I am expected to finish my Ph.D. by the end of the year and I am seriously considering going for a second one. After finishing my master's in Biomedical Engineering, I became interested in Machine Learning and self-taught myself until I eventually landed a Ph.D. project in healthcare. At the risk of sounding cliché, the further I explored the field of ML, the more I felt my competencies were shaky at best. Now, this is not your typical "the more I know, the more I know I don't know" dilemma, since I have never had a formal background in the field.
Sadly, I now realize this Ph.D. was a terrible career choice, as was my choice of Biomedical Engineering for a minor/major.
Biomedical Engineering was a very fun but very challenging major. Fun in the sense that I had exposure to nearly all science fields. Challenging because I had first-contact courses at the level of other Engineering programs that had pre-requisite courses, forcing me to learn an insane amount of material in a semester, only to forget everything afterward since there was no follow-up. Thus, I feel like a true impostor, and sometimes I wonder if I should do another more focused major.
Regarding the Ph.D., I am in a peculiar position since I am pretty much the only one doing ML research in my group and the university does not offer graduate ML courses. Furthermore, since the funding comes from a European project with a specific goal, I have a very narrow set of tasks. I tried to learn everything I could myself, but since I never had a project where I could apply my new knowledge, I ended up needing to learn things over and over.
I would not say I was unsuccessful at all. I have published a technical paper in a top-tier ML conference and a clinical one in a top-tier medical journal (and have two of each kind just about ready to submit before I graduate). However, when I am looking for my next steps, I still feel like I barely know anything and that I will feel like an incompetent forever. I have a good relationship with my supervisor, but he has not published anything in the field for a very long time, so I am pretty much on my own all of the time. I like the freedom I have, but not having someone with field experience to discuss my ideas made me pursue a dead-end path for more than a year. Also, I am now struggling to incorporate the feedback I got when my last technical paper was rejected at a top-tier conference.

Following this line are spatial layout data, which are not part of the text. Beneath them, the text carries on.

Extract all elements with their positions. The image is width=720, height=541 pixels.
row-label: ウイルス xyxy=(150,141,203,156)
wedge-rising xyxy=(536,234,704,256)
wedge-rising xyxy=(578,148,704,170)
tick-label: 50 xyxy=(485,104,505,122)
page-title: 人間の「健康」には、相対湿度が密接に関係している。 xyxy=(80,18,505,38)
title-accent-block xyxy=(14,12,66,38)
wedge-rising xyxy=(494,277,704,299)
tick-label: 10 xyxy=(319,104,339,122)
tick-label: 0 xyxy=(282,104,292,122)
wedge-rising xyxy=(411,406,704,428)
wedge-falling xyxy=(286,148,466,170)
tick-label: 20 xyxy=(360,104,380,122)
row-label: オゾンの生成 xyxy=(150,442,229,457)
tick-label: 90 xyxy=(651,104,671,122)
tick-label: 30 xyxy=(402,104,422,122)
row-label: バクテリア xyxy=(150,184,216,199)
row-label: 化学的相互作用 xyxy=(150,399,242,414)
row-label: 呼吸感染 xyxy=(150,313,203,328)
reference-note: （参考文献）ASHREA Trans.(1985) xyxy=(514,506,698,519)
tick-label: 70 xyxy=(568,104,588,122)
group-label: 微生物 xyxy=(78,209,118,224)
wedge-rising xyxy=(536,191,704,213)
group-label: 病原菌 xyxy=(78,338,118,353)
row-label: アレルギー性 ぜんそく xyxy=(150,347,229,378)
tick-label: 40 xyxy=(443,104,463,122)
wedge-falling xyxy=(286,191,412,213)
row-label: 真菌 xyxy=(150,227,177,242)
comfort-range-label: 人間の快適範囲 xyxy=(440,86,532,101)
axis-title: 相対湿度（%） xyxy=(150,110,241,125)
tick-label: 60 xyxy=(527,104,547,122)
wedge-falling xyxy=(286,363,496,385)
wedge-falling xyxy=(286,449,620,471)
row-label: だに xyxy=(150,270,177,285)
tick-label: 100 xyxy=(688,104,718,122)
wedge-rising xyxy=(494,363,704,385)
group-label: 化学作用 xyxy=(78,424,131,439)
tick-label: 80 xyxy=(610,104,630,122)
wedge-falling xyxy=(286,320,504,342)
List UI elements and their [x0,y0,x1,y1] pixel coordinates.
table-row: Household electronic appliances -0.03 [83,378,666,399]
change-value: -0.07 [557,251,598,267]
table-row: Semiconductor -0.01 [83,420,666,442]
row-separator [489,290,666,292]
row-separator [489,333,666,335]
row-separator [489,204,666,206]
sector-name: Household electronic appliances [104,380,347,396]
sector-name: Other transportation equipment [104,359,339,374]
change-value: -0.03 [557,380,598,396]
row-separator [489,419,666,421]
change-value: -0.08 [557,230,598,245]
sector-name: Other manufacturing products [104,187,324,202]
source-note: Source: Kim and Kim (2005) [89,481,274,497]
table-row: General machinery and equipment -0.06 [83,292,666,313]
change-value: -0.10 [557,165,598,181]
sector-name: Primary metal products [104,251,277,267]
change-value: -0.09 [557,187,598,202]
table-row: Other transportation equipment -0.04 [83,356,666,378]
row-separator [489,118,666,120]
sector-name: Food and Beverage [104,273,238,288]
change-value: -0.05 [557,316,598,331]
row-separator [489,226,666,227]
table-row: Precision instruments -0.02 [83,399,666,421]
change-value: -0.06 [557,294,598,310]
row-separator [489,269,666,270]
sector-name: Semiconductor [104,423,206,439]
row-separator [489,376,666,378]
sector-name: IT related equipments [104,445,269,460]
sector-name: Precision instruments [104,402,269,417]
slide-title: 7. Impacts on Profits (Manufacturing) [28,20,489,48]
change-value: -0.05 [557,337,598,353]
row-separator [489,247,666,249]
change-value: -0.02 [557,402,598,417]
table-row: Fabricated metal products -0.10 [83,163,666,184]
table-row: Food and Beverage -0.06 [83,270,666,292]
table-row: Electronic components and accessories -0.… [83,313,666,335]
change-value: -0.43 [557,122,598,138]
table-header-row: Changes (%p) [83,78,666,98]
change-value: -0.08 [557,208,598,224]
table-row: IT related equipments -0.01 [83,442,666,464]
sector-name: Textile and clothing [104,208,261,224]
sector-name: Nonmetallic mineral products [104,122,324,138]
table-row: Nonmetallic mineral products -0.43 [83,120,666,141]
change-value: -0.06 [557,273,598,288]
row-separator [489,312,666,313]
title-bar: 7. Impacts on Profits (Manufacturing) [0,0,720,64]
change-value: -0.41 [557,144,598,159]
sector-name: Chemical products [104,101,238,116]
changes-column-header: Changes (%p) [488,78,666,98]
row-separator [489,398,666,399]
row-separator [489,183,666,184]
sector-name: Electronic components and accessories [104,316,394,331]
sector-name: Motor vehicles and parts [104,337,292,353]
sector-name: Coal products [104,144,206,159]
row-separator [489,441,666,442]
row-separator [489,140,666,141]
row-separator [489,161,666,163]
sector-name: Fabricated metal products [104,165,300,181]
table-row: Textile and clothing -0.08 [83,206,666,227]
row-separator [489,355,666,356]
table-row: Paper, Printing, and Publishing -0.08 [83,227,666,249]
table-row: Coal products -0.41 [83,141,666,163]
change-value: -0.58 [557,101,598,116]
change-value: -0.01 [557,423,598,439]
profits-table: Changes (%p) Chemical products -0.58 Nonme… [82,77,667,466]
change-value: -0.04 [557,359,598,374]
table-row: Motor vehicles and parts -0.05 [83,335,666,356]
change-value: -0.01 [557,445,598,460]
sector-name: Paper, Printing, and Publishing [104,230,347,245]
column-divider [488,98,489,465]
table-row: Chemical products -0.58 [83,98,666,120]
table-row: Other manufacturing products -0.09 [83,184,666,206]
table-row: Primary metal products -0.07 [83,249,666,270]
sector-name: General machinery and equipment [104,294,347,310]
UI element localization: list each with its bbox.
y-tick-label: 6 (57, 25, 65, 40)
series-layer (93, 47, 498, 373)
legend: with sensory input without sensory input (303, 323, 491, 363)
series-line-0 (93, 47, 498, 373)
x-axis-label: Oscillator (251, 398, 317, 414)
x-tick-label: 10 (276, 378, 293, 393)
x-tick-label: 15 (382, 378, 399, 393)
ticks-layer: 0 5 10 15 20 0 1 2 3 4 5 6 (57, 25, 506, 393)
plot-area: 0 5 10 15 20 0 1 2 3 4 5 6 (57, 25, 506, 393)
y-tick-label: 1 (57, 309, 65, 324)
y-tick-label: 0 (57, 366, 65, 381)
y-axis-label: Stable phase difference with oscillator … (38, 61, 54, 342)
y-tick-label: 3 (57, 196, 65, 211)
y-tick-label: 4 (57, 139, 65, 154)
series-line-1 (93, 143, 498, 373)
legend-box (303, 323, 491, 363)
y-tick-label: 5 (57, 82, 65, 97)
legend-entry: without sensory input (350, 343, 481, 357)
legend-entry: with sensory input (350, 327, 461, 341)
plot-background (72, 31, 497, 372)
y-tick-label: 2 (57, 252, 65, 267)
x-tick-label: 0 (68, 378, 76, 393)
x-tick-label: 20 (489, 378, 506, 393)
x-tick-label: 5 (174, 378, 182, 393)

Thus, I would like some advice regarding my next move. I am confident I could take a few more practical data science courses to mitigate my blind spots (NLP, I am looking at you) and get hired for a standard Data Scientist job, but ideally, I would like to continue working in a science field. I am therefore wondering whether I should do another, proper Ph.D. since this one was a fraud. I am desperate to feel like I am knowledgeable about something for once in my life and that I am progressing towards a goal I am excited about.
Sorry for the long text. I appreciate your advice.